X: It was a really big challenge since filmmaking is complicated. But throughout my art career, all of my series look different from each other, like pieces from different people, overthrowing the previous ones’ ideas, But deep inside, they all share inner connections and my own unique perspective. I like challenges, I will work as hard as I can for tackling the difficulties. Your creativity and energy will be instigated only when you are having a challenging task.
But filmmaking is extremely difficult, I probably won’t get the result that I wanted without the creation of “cloud”, I mean I could still find some footages, but It would be unimaginable to collect this amount. As a visual artist, I also have to reconsider my own patterns, and have to learn a lot from the editors and filmmakers, since each field has it’s own way to determine certain things. So I told my team that “we made something new from zero.” Before us, there was no film like this.
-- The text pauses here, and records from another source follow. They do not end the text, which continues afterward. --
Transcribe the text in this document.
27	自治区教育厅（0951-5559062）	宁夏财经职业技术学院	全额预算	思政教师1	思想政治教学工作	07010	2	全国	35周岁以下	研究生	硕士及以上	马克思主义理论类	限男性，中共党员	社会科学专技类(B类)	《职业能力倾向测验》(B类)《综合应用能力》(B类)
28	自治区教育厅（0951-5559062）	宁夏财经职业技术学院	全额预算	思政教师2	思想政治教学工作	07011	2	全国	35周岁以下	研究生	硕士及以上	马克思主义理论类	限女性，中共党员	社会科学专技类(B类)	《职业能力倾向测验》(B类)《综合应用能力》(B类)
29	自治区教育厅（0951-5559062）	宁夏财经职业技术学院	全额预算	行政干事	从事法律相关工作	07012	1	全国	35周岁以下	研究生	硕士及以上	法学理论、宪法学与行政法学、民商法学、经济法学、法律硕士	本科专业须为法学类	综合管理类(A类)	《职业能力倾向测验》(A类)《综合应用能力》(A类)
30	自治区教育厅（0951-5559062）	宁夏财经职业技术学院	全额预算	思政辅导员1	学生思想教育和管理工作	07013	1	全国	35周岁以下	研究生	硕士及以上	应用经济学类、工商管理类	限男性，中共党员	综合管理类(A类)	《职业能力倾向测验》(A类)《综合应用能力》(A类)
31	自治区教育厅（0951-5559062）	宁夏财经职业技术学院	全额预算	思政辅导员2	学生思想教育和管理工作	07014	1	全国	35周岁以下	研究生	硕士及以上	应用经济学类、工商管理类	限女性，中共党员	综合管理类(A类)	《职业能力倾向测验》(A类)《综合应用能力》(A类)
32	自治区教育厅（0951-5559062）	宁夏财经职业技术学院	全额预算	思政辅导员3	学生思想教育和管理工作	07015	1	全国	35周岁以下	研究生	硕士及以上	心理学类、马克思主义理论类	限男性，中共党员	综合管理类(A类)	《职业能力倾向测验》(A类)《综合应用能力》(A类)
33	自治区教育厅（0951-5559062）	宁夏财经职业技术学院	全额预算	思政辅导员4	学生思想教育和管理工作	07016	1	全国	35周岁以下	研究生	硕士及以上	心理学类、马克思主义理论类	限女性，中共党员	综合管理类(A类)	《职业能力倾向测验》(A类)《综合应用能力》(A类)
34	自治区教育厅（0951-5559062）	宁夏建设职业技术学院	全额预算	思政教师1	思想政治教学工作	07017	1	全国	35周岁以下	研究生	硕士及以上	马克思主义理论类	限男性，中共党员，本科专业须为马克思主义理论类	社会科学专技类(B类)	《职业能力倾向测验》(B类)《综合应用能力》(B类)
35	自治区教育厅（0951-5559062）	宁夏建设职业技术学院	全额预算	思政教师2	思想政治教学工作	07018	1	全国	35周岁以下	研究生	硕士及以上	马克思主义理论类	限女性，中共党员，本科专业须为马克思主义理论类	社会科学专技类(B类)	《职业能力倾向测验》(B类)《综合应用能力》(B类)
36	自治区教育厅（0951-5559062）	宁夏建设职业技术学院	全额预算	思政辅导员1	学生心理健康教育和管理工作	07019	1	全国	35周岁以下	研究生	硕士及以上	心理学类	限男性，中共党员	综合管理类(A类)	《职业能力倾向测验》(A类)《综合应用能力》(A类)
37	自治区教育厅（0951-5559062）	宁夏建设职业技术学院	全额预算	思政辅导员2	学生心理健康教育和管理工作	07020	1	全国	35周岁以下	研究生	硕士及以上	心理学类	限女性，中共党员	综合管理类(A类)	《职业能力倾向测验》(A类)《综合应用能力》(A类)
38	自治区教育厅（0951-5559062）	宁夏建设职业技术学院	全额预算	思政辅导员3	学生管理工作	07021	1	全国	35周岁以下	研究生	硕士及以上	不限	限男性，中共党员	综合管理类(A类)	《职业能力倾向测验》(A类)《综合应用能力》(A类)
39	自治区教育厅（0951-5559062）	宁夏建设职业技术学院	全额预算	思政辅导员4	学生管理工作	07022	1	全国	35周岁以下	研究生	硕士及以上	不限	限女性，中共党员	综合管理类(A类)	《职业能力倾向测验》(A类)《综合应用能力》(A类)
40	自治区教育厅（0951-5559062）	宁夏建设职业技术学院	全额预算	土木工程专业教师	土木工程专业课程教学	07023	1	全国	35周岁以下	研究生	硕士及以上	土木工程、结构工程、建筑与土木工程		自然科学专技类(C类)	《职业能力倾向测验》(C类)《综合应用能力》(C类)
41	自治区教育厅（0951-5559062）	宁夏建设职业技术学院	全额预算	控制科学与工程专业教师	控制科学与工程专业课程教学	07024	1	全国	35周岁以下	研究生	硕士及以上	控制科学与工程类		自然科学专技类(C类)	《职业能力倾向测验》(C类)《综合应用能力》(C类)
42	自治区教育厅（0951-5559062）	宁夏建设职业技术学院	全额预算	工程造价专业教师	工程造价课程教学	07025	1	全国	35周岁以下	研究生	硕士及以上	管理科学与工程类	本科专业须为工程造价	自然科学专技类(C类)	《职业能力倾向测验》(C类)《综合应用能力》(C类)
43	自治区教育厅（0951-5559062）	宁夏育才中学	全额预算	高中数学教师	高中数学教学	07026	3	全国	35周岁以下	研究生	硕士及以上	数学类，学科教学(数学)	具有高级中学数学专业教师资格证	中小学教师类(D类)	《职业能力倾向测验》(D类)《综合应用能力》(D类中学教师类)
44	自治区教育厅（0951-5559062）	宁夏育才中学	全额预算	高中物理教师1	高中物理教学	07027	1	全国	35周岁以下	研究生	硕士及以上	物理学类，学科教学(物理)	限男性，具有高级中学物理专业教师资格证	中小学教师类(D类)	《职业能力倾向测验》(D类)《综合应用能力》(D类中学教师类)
As I said before, we chose some more “cinematic” shots to make it more “blockbuster” like in the beginning, but then I found it uninteresting, and chose to return to and emphasize the surveillance nature. In fact, I found out later that, the images grabbed by the surveillance, are vivid and peculiar, they transcended our traditional understandings over photography aesthetics. Just like when we were drawing still objects in art classes, it’s very formulaic and repetitive: Put a bottle on the left, put an apple on the right, add a banana on top, and hang a drapery from the table... Same for the surveillance, all of it’s automatic movements also contain elements of traditional aesthetic practices. But the purpose of surveillance camera is not for aesthetics nor compositions, but for obtaining the information in this area, so it needs to have as many perspective as possible, which brought unexpected abundance for our film.